Ethan Miller via Getty Images

2020年12月に、児童に対する性的虐待動画を公開し収益の一部を得ているとNew York Timesの記事で告発され、その後承認済みユーザーとコンテンツパートナー以外がアップロードした、ガイドラインに適合しない動画をすべて削除するという大胆な対応を行ったアダルト動画サイトPornhubが、初の透明性レポートを発表しました。この報告書では2020年にPornhubが受けた指摘と、実施してきたモデレーションの実績を明らかにしています。

報告書によると、Pornhubはガイドライン違反、たとえば未成年者が含まれるコンテンツから合意に基づかないコンテンツ、悪意ある表現、動物虐待、近親相姦、血液他の体液を含むもの、暴力的なもの、そして明らかに著作権を侵害しているコンテンツ65万3465件を特定し削除したとのこと。

また、2020年の1年間にサイトは政府、法執行機関、および民間団体から1081件の法的な要請を受けたと述べています。これには合意に基づかないコンテンツや児童労働搾取が含まれているとのこと。

NYTによる問題の告発を受け、Pornhubはアップロードされたコンテンツを公開する前にその違法性を検証するため導入した技術についても報告書には記されています。そのなかにはPornhub独自の映像認識技術であるSafeguardをはじめ、YouTubeが採用する児童性的虐待画像検出テクノロジーのCSAI Match、以前にアップロードされた侵害コンテンツと一致する可能性のあるコンテンツを検出するマイクロソフトのPhotoDNA、コンテンツ認識技術開発企業VobileのMediaWiseなどが列記されています。
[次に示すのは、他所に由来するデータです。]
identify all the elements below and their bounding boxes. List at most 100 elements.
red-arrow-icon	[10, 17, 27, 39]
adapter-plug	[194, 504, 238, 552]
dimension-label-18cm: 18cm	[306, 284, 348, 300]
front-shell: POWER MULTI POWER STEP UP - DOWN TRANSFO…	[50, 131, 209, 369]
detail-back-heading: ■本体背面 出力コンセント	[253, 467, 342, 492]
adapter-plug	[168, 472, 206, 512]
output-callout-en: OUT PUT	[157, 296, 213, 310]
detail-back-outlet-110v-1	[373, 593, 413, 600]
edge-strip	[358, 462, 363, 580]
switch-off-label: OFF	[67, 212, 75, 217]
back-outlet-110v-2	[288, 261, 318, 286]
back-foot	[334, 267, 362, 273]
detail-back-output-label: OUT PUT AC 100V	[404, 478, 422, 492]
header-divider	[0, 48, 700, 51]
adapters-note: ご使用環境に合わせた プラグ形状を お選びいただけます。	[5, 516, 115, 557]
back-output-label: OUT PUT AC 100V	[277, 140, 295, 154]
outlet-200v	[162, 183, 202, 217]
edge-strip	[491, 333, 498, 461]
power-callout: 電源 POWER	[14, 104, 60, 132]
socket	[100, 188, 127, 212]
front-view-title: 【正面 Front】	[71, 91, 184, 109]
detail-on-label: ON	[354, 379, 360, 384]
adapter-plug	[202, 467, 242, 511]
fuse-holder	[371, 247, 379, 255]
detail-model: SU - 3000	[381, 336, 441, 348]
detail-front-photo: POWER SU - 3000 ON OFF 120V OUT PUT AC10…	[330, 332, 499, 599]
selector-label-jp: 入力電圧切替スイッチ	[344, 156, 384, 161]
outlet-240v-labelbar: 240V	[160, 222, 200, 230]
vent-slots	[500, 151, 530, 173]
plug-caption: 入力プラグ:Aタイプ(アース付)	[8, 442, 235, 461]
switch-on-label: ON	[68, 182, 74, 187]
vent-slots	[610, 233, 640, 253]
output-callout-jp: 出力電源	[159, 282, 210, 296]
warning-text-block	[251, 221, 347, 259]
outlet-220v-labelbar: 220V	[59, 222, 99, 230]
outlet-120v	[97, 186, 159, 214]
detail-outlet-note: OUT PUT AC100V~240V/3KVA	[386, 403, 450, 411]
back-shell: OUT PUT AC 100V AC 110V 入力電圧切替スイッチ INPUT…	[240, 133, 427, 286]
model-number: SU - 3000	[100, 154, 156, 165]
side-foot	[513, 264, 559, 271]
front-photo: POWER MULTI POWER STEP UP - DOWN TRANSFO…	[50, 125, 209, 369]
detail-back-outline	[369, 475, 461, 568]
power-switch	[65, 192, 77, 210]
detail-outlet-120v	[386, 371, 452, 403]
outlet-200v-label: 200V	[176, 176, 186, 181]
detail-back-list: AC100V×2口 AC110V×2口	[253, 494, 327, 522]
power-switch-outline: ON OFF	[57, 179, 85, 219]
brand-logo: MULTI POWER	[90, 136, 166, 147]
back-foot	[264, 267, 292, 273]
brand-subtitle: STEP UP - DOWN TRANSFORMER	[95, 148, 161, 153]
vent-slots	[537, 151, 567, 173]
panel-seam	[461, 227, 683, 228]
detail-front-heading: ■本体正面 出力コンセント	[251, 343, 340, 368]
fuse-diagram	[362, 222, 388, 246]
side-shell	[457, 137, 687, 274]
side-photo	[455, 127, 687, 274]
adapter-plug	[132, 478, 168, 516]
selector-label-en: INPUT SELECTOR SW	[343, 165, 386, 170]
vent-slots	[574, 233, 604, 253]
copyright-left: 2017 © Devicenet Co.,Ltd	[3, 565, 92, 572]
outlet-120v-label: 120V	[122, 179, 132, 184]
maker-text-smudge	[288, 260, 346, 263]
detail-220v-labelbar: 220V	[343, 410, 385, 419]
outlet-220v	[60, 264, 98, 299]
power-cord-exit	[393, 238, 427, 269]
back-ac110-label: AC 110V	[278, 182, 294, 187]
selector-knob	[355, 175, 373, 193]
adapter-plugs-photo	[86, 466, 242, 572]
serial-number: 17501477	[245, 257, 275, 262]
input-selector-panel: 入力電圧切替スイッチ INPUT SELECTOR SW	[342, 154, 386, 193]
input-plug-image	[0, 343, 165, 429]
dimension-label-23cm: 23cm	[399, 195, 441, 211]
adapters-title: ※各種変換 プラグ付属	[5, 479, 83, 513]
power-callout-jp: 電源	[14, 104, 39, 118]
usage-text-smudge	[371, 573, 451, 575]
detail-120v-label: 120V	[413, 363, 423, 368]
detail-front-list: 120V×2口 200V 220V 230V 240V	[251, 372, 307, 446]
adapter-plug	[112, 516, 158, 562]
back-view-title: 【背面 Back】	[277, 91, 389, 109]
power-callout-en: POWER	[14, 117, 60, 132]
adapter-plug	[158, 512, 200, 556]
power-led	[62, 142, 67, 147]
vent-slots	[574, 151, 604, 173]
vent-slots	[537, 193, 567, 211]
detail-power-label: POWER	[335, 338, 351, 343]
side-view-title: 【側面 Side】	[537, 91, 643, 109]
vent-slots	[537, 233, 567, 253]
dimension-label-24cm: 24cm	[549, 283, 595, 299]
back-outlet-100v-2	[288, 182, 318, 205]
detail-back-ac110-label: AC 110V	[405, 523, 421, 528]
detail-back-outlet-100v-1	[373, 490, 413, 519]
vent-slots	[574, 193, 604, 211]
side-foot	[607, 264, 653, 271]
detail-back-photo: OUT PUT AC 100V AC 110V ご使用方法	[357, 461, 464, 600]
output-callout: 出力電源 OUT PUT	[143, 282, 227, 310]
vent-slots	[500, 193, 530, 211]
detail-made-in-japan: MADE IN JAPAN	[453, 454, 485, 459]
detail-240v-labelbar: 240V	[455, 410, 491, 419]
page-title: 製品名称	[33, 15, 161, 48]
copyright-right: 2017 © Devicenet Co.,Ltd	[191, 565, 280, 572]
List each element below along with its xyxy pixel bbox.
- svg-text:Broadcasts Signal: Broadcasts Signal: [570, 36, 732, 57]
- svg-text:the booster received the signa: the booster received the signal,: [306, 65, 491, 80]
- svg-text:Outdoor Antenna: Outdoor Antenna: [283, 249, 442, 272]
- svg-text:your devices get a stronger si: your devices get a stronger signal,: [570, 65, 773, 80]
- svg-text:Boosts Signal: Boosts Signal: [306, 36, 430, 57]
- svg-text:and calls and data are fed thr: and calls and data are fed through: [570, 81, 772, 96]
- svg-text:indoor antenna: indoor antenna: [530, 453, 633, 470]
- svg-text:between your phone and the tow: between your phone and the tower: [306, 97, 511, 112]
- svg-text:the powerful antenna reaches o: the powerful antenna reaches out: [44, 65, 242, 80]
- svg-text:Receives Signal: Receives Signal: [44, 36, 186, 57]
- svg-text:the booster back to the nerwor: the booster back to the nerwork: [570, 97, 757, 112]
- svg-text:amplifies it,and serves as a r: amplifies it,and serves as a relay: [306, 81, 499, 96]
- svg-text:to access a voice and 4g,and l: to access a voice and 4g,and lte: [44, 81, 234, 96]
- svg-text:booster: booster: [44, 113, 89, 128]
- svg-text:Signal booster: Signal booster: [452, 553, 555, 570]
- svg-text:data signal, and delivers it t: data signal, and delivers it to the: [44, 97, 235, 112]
さらに、機械的にコンテンツを検証するだけでなく、24時間体制のモデレーターによる人力でのレビューも併用してガイドライン違反のコンテンツ除去に取り組んでおり、利用規約やガイドラインに違反するコンテンツは公開されず、またアップロードしたアカウントの削除などの措置を必要に応じて実施するとのこと。

2月、Pornhubはコンテンツをアップロードするアカウントの身元確認にサードパーティの技術を採用していることも明らかにしていました。また問題が表面化して以降、提携していたVisaおよびMaster Cardは、Pornhubのみならず親会社MindGeekのサービス全体で有料コンテンツの決済処理を停止していましたが、Visaは2020年末頃にMindGeekの一部アダルトサイトで決済処理を再開したとのことです。とはいえPornhubに関してはまだ再開はしていない模様です。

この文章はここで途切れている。